Currently, fleet owners track their vehicles’ locations using GPS while shipping, so Elenjickal said this is a great time to tap into that technology as adoption rises.

The U.S. Department of Transporation has proposed legislation that would mandate the use of Electronic Logging Devices on commercial trucks and buses to keep track of driver’s working hours.
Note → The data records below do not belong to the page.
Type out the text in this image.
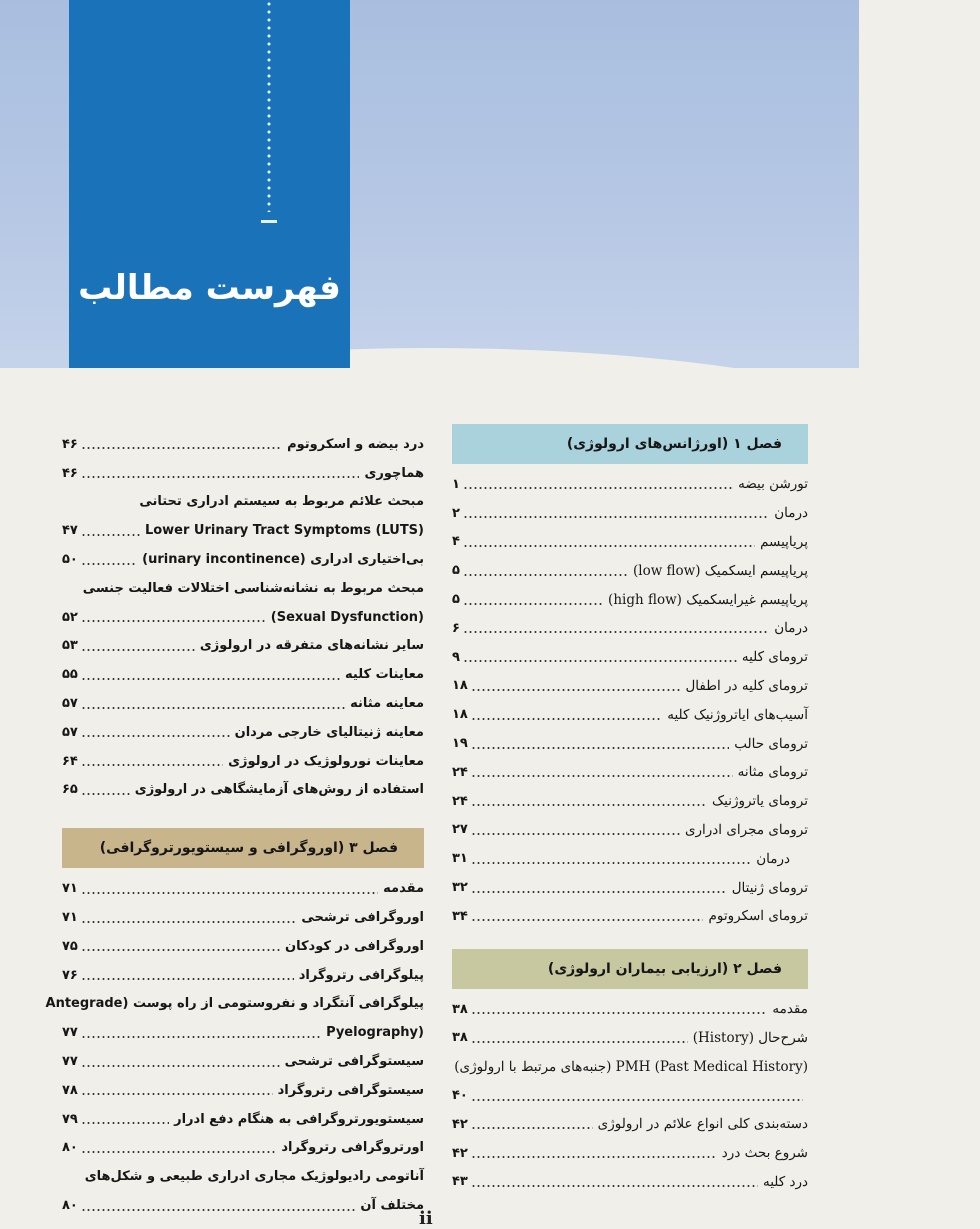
فهرست مطالب
فصل ۱ (اورژانس‌های ارولوژی)
تورشن بیضه
۱
درمان
۲
پریاپیسم
۴
پریاپیسم ایسکمیک (low flow)
۵
پریاپیسم غیرایسکمیک (high flow)
۵
درمان
۶
ترومای کلیه
۹
ترومای کلیه در اطفال
۱۸
آسیب‌های ایاتروژنیک کلیه
۱۸
ترومای حالب
۱۹
ترومای مثانه
۲۴
ترومای یاتروژنیک
۲۴
ترومای مجرای ادراری
۲۷
درمان
۳۱
ترومای ژنیتال
۳۲
ترومای اسکروتوم
۳۴
فصل ۲ (ارزیابی بیماران ارولوژی)
مقدمه
۳۸
شرح‌حال (History)
۳۸
(Past Medical History) PMH (جنبه‌های مرتبط با ارولوژی)
۴۰
دسته‌بندی کلی انواع علائم در ارولوژی
۴۲
شروع بحث درد
۴۲
درد کلیه
۴۳
درد بیضه و اسکروتوم
۴۶
هماچوری
۴۶
مبحث علائم مربوط به سیستم ادراری تحتانی
(LUTS) Lower Urinary Tract Symptoms
۴۷
بی‌اختیاری ادراری (urinary incontinence)
۵۰
مبحث مربوط به نشانه‌شناسی اختلالات فعالیت جنسی
(Sexual Dysfunction)
۵۲
سایر نشانه‌های متفرقه در ارولوژی
۵۳
معاینات کلیه
۵۵
معاینه مثانه
۵۷
معاینه ژنیتالیای خارجی مردان
۵۷
معاینات نورولوژیک در ارولوژی
۶۴
استفاده از روش‌های آزمایشگاهی در ارولوژی
۶۵
فصل ۳ (اوروگرافی و سیستویورتروگرافی)
مقدمه
۷۱
اوروگرافی ترشحی
۷۱
اوروگرافی در کودکان
۷۵
پیلوگرافی رتروگراد
۷۶
پیلوگرافی آنتگراد و نفروستومی از راه پوست (Antegrade
(Pyelography
۷۷
سیستوگرافی ترشحی
۷۷
سیستوگرافی رتروگراد
۷۸
سیستویورتروگرافی به هنگام دفع ادرار
۷۹
اورتروگرافی رتروگراد
۸۰
آناتومی رادیولوژیک مجاری ادراری طبیعی و شکل‌های
مختلف آن
۸۰
ii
As such, Elenjickal said, most shipping trucks have GPS on board, so his company procures data about them through various partnership models and charges them monthly, annual or long-term subscription fees for access to that information. He said current technologies allow companies to plan shipments but don’t allow shippers to manage logistics on the fly.

“One of the key pain points in the shipping industry right now is lack of transparency,” Elenjickal said.

FourKites will use the funding to scale up, hiring more engineers and sales and marketing employees to double the company’s headcount to 20 by year-end, and to add more features. In the future, he said, FourKites’ software could help companies streamline their back-office processes, for example.

Elenjickal founded FourKites in 2012 after spending seven years working on logistics enterprise software for companies such as i2 Technologies and Oracle. He worked on the company while completing his MBA at Northwestern’s Kellogg School of Management and was a 2013 Pritzker Group Venture fellow.